WordPress W3 Total Cache plugin predictable cache filenames - Vulnerability Database

WordPress W3 Total Cache plugin predictable cache filenames

Description

The W3 Total Cache plugin for WordPress contains a predictable cache filename vulnerability when database caching to disk is enabled. If the web server has directory listing enabled or the wp-content/w3tc/dbcache/ directory is web-accessible, attackers can predict cache file names and directly access their contents without authentication. This occurs because the plugin generates cache filenames using predictable patterns that can be easily guessed or enumerated.

Remediation

Immediately upgrade the W3 Total Cache plugin to version 0.9.2.5 or later, which addresses this vulnerability. After upgrading, verify that directory listing is disabled on your web server for the wp-content/w3tc/dbcache/ directory.

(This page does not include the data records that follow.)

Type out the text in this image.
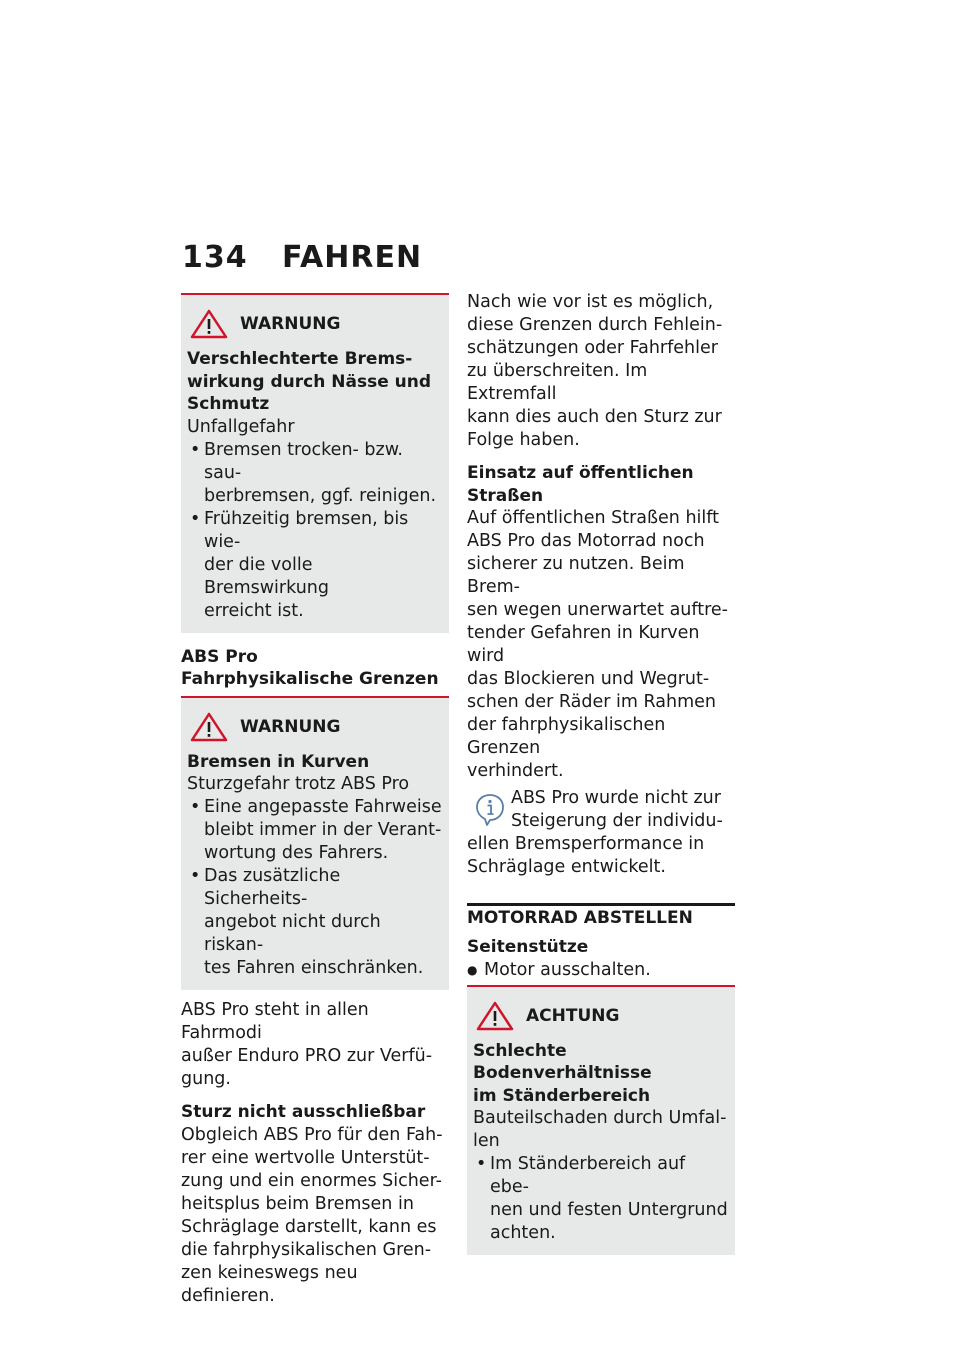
134 FAHREN
WARNUNG
Verschlechterte Brems-
wirkung durch Nässe und
Schmutz

Unfallgefahr

• Bremsen trocken- bzw. sau-
berbremsen, ggf. reinigen.
• Frühzeitig bremsen, bis wie-
der die volle Bremswirkung
erreicht ist.
ABS Pro
Fahrphysikalische Grenzen
WARNUNG
Bremsen in Kurven

Sturzgefahr trotz ABS Pro

• Eine angepasste Fahrweise
bleibt immer in der Verant-
wortung des Fahrers.
• Das zusätzliche Sicherheits-
angebot nicht durch riskan-
tes Fahren einschränken.
ABS Pro steht in allen Fahrmodi
außer Enduro PRO zur Verfü-
gung.
Sturz nicht ausschließbar
Obgleich ABS Pro für den Fah-
rer eine wertvolle Unterstüt-
zung und ein enormes Sicher-
heitsplus beim Bremsen in
Schräglage darstellt, kann es
die fahrphysikalischen Gren-
zen keineswegs neu definieren.
Nach wie vor ist es möglich,
diese Grenzen durch Fehlein-
schätzungen oder Fahrfehler
zu überschreiten. Im Extremfall
kann dies auch den Sturz zur
Folge haben.
Einsatz auf öffentlichen
Straßen
Auf öffentlichen Straßen hilft
ABS Pro das Motorrad noch
sicherer zu nutzen. Beim Brem-
sen wegen unerwartet auftre-
tender Gefahren in Kurven wird
das Blockieren und Wegrut-
schen der Räder im Rahmen
der fahrphysikalischen Grenzen
verhindert.
ABS Pro wurde nicht zur
Steigerung der individu-
ellen Bremsperformance in
Schräglage entwickelt.
MOTORRAD ABSTELLEN
Seitenstütze
● Motor ausschalten.
ACHTUNG
Schlechte Bodenverhältnisse
im Ständerbereich
Bauteilschaden durch Umfal-
len
• Im Ständerbereich auf ebe-
nen und festen Untergrund
achten.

Add or verify the following configuration:

For Apache, ensure a .htaccess file exists in wp-content/w3tc/dbcache/ with:

Options -Indexes
Order allow,deny
Deny from all

For Nginx, add to your server configuration:

location ~* ^/wp-content/w3tc/dbcache/ {
    deny all;
}

Additionally, review your cache files for any previously exposed sensitive data and rotate credentials if necessary. Consider using alternative caching methods such as memory-based caching (Redis, Memcached) which do not write sensitive data to web-accessible directories.